Edit: Okay it works the same even without the label and invariant. I had assumed this example complained about a loop without invariant before it was added.

It should be noted that our upper bound needs to be sufficiently small so that the product does not wrap around, since we are working in a finite field.

I am very confused by this example - what are we trying to show? There's no looping behaviour here, the loop: label is never jumped to and its annotation is a normal Cairo comment, not a Horus thing ::thinking::. (And the sum is computed recursively.)

And if we look at the original example by @Leonard-Pat that does use a Horus annotation of invariant, then Horus will split the reasoning into:

Pre(compute_sum) -> Invariant(loop) and Invariant(loop -> Post(compute_sum); unfortunately, n > 0 is too weak to compute Post(compute_sum) from unless n is severerly bounded and Horus can bruteforce it.

There's no looping behaviour here, the loop: label is never jumped to and its annotation is a normal Cairo comment, not a Horus thing 🤔. (And the sum is computed recursively.)

Okay that's a typo.
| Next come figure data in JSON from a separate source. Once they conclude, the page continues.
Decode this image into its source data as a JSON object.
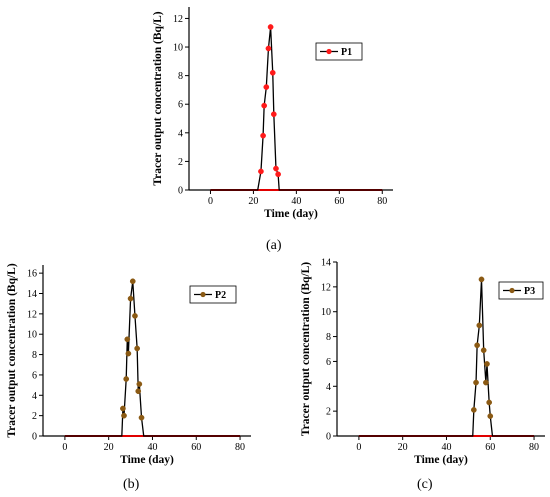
{
  "figure": {
    "sublabels": [
      "(a)",
      "(b)",
      "(c)"
    ]
  },
  "chart_data": [
    {
      "type": "line",
      "xlabel": "Time (day)",
      "ylabel": "Tracer output concentration (Bq/L)",
      "xlim": [
        -10,
        85
      ],
      "ylim": [
        0,
        12.8
      ],
      "xticks": [
        0,
        20,
        40,
        60,
        80
      ],
      "yticks": [
        0,
        2,
        4,
        6,
        8,
        10,
        12
      ],
      "legend_position": "top-right",
      "grid": false,
      "series": [
        {
          "name": "P1",
          "line_color": "#000000",
          "marker_color": "#ff1a1a",
          "baseline": {
            "color": "#e00000",
            "x_from": 0,
            "x_to": 80
          },
          "points": [
            [
              0,
              0
            ],
            [
              2,
              0
            ],
            [
              4,
              0
            ],
            [
              6,
              0
            ],
            [
              8,
              0
            ],
            [
              10,
              0
            ],
            [
              12,
              0
            ],
            [
              14,
              0
            ],
            [
              16,
              0
            ],
            [
              18,
              0
            ],
            [
              20,
              0
            ],
            [
              22,
              0
            ],
            [
              23.5,
              1.3
            ],
            [
              24.5,
              3.8
            ],
            [
              25,
              5.9
            ],
            [
              26,
              7.2
            ],
            [
              27,
              9.9
            ],
            [
              28,
              11.4
            ],
            [
              29,
              8.2
            ],
            [
              29.5,
              5.3
            ],
            [
              30.5,
              1.5
            ],
            [
              31.5,
              1.1
            ],
            [
              32,
              0
            ],
            [
              34,
              0
            ],
            [
              36,
              0
            ],
            [
              38,
              0
            ],
            [
              40,
              0
            ],
            [
              42,
              0
            ],
            [
              44,
              0
            ],
            [
              46,
              0
            ],
            [
              48,
              0
            ],
            [
              50,
              0
            ],
            [
              52,
              0
            ],
            [
              54,
              0
            ],
            [
              56,
              0
            ],
            [
              58,
              0
            ],
            [
              60,
              0
            ],
            [
              62,
              0
            ],
            [
              64,
              0
            ],
            [
              66,
              0
            ],
            [
              68,
              0
            ],
            [
              70,
              0
            ],
            [
              72,
              0
            ],
            [
              74,
              0
            ],
            [
              76,
              0
            ],
            [
              78,
              0
            ],
            [
              80,
              0
            ]
          ]
        }
      ]
    },
    {
      "type": "line",
      "xlabel": "Time (day)",
      "ylabel": "Tracer output concentration (Bq/L)",
      "xlim": [
        -10,
        85
      ],
      "ylim": [
        0,
        16.8
      ],
      "xticks": [
        0,
        20,
        40,
        60,
        80
      ],
      "yticks": [
        0,
        2,
        4,
        6,
        8,
        10,
        12,
        14,
        16
      ],
      "legend_position": "top-right",
      "grid": false,
      "series": [
        {
          "name": "P2",
          "line_color": "#000000",
          "marker_color": "#8b5a14",
          "baseline": {
            "color": "#e00000",
            "x_from": 0,
            "x_to": 80
          },
          "points": [
            [
              0,
              0
            ],
            [
              2,
              0
            ],
            [
              4,
              0
            ],
            [
              6,
              0
            ],
            [
              8,
              0
            ],
            [
              10,
              0
            ],
            [
              12,
              0
            ],
            [
              14,
              0
            ],
            [
              16,
              0
            ],
            [
              18,
              0
            ],
            [
              20,
              0
            ],
            [
              22,
              0
            ],
            [
              24,
              0
            ],
            [
              26,
              0
            ],
            [
              26.5,
              2.7
            ],
            [
              27,
              2
            ],
            [
              28,
              5.6
            ],
            [
              28.5,
              9.5
            ],
            [
              29,
              8.1
            ],
            [
              30,
              13.5
            ],
            [
              31,
              15.2
            ],
            [
              32,
              11.8
            ],
            [
              33,
              8.6
            ],
            [
              33.5,
              4.4
            ],
            [
              34,
              5.1
            ],
            [
              35,
              1.8
            ],
            [
              36,
              0
            ],
            [
              38,
              0
            ],
            [
              40,
              0
            ],
            [
              42,
              0
            ],
            [
              44,
              0
            ],
            [
              46,
              0
            ],
            [
              48,
              0
            ],
            [
              50,
              0
            ],
            [
              52,
              0
            ],
            [
              54,
              0
            ],
            [
              56,
              0
            ],
            [
              58,
              0
            ],
            [
              60,
              0
            ],
            [
              62,
              0
            ],
            [
              64,
              0
            ],
            [
              66,
              0
            ],
            [
              68,
              0
            ],
            [
              70,
              0
            ],
            [
              72,
              0
            ],
            [
              74,
              0
            ],
            [
              76,
              0
            ],
            [
              78,
              0
            ],
            [
              80,
              0
            ]
          ]
        }
      ]
    },
    {
      "type": "line",
      "xlabel": "Time (day)",
      "ylabel": "Tracer output concentration (Bq/L)",
      "xlim": [
        -10,
        85
      ],
      "ylim": [
        0,
        14
      ],
      "xticks": [
        0,
        20,
        40,
        60,
        80
      ],
      "yticks": [
        0,
        2,
        4,
        6,
        8,
        10,
        12,
        14
      ],
      "legend_position": "top-right",
      "grid": false,
      "series": [
        {
          "name": "P3",
          "line_color": "#000000",
          "marker_color": "#8b5a14",
          "baseline": {
            "color": "#e00000",
            "x_from": 0,
            "x_to": 80
          },
          "points": [
            [
              0,
              0
            ],
            [
              2,
              0
            ],
            [
              4,
              0
            ],
            [
              6,
              0
            ],
            [
              8,
              0
            ],
            [
              10,
              0
            ],
            [
              12,
              0
            ],
            [
              14,
              0
            ],
            [
              16,
              0
            ],
            [
              18,
              0
            ],
            [
              20,
              0
            ],
            [
              22,
              0
            ],
            [
              24,
              0
            ],
            [
              26,
              0
            ],
            [
              28,
              0
            ],
            [
              30,
              0
            ],
            [
              32,
              0
            ],
            [
              34,
              0
            ],
            [
              36,
              0
            ],
            [
              38,
              0
            ],
            [
              40,
              0
            ],
            [
              42,
              0
            ],
            [
              44,
              0
            ],
            [
              46,
              0
            ],
            [
              48,
              0
            ],
            [
              50,
              0
            ],
            [
              52,
              0
            ],
            [
              52.5,
              2.1
            ],
            [
              53.5,
              4.3
            ],
            [
              54,
              7.3
            ],
            [
              55,
              8.9
            ],
            [
              56,
              12.6
            ],
            [
              57,
              6.9
            ],
            [
              58,
              4.3
            ],
            [
              58.5,
              5.8
            ],
            [
              59.5,
              2.7
            ],
            [
              60,
              1.6
            ],
            [
              61,
              0
            ],
            [
              62,
              0
            ],
            [
              64,
              0
            ],
            [
              66,
              0
            ],
            [
              68,
              0
            ],
            [
              70,
              0
            ],
            [
              72,
              0
            ],
            [
              74,
              0
            ],
            [
              76,
              0
            ],
            [
              78,
              0
            ],
            [
              80,
              0
            ]
          ]
        }
      ]
    }
  ]
}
I guess I didn't understand what is and is not considered a loop.

@Leonard-Pat Can you show us the code example you were running where you did get the "loop with no invariant" error?

The function i'm trying to test is as follows:

%lang starknet

from starkware.cairo.common.cairo_builtins import HashBuiltin, SignatureBuiltin
from starkware.cairo.common.alloc import alloc
from starkware.cairo.common.memcpy import memcpy
from starkware.cairo.common.math import assert_not_zero, assert_le, assert_nn
from starkware.starknet.common.syscalls import call_contract
from starkware.cairo.common.bool import TRUE, FALSE


struct CallArray {
    to: felt,
    selector: felt,
    data_offset: felt,
    data_len: felt,
}

// @pre call_array_len >= 0
// @post call_array_len == 0
func execute_multicall{syscall_ptr: felt*}(
    call_array_len: felt, call_array: CallArray*, calldata: felt*
) -> (response_len: felt, response: felt*) {
    alloc_locals;
    if (call_array_len == 0) {
        let (response) = alloc();
        return (0, response);
    }

    // call recursively all previous calls
    let (response_len, response: felt*) = execute_multicall(call_array_len - 1, call_array, calldata);
    let last_call = call_array[call_array_len - 1];

    // call the last call
    with_attr error_message("multicall {call_array_len} failed") {
        let res = call_contract(
            contract_address=last_call.to,
            function_selector=last_call.selector,
            calldata_size=last_call.data_len,
            calldata=calldata + last_call.data_offset,
        );
    }

    // store response data
    assert [response + response_len] = res.retdata_size;
    memcpy(response + response_len + 1, res.retdata, res.retdata_size);
    return (response_len + res.retdata_size + 1, response);
}

I can't seem to add an invariant check, or run horus-checker on it without it throwing an error

Okay this was addressed on Discord: basically, the loopy behavior that requires an @invariant is in a library function that we don't have a pre-written spec for yet. We're working on supporting it but it may take a while as it's nontrivial.